In another project, Tata will be investing a few million dollars in an algae biofuels project that will reduce carbon dioxide and provide the material for nutritional products and biofuel. Tata Power doesn't have any immediate mandates that require it to reduce its carbon emissions, but the company is investing to improve its long-term strategy, Patkar said.
"First of all, it's the right thing to do, but we think we'll have a competitive advantage when CO2 regulation comes down the pike two or five years from now," he said. "From a clean-tech point of view, we are taking a proactive approach...We think in the longer term, grid parity will be achieved cost-wise."
One of the primary considerations for clean-technology deployment is the use of land, Patkar said. In hydropower projects, the company has said its goal is to not displace people from agricultural land.

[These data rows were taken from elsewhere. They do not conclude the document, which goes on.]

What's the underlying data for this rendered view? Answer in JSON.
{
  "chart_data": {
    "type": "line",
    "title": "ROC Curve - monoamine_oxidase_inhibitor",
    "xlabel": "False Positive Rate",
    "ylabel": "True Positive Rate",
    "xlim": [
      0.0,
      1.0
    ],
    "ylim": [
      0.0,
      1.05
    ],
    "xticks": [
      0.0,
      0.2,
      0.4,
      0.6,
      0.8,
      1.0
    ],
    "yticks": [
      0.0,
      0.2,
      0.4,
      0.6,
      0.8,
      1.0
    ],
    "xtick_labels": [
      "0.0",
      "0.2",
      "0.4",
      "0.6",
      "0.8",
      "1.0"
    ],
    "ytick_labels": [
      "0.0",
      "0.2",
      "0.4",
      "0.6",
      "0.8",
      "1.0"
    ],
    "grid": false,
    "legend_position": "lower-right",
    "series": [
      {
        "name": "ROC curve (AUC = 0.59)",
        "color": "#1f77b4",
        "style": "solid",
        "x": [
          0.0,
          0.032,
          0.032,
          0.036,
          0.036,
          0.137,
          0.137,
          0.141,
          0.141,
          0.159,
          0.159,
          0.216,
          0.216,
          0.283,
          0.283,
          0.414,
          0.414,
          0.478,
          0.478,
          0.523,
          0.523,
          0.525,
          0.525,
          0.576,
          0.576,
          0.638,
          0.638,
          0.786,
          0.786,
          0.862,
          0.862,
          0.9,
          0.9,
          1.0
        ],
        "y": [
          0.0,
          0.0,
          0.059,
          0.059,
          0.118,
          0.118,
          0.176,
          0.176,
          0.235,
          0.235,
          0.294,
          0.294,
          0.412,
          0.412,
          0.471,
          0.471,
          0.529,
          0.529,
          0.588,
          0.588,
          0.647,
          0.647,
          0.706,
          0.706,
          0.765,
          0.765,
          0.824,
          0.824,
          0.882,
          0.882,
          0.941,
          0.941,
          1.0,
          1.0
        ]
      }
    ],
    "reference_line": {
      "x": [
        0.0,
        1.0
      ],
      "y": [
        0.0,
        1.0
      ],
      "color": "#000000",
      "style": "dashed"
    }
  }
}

If Tata Power does have an economic interest in pursuing distributed clean energy, its near future is mostly centralized dirty power. Of its 3,000 megawatts of generating capacity, about two-thirds of that comes from coal, gas, or oil. There are another 450 megawatts from hydro and 200 megawatts from wind. In the next 10 to 15 years, much of the new power to come online will come from burning fossil fuels.
"The nation and Tata Power are on a growth path and it is difficult in this hill which we are passing to suddenly become clean. We hope that once we are at that plateau, the next phase of growth after 2025, we will really need these [clean] technologies and expand on those," he said.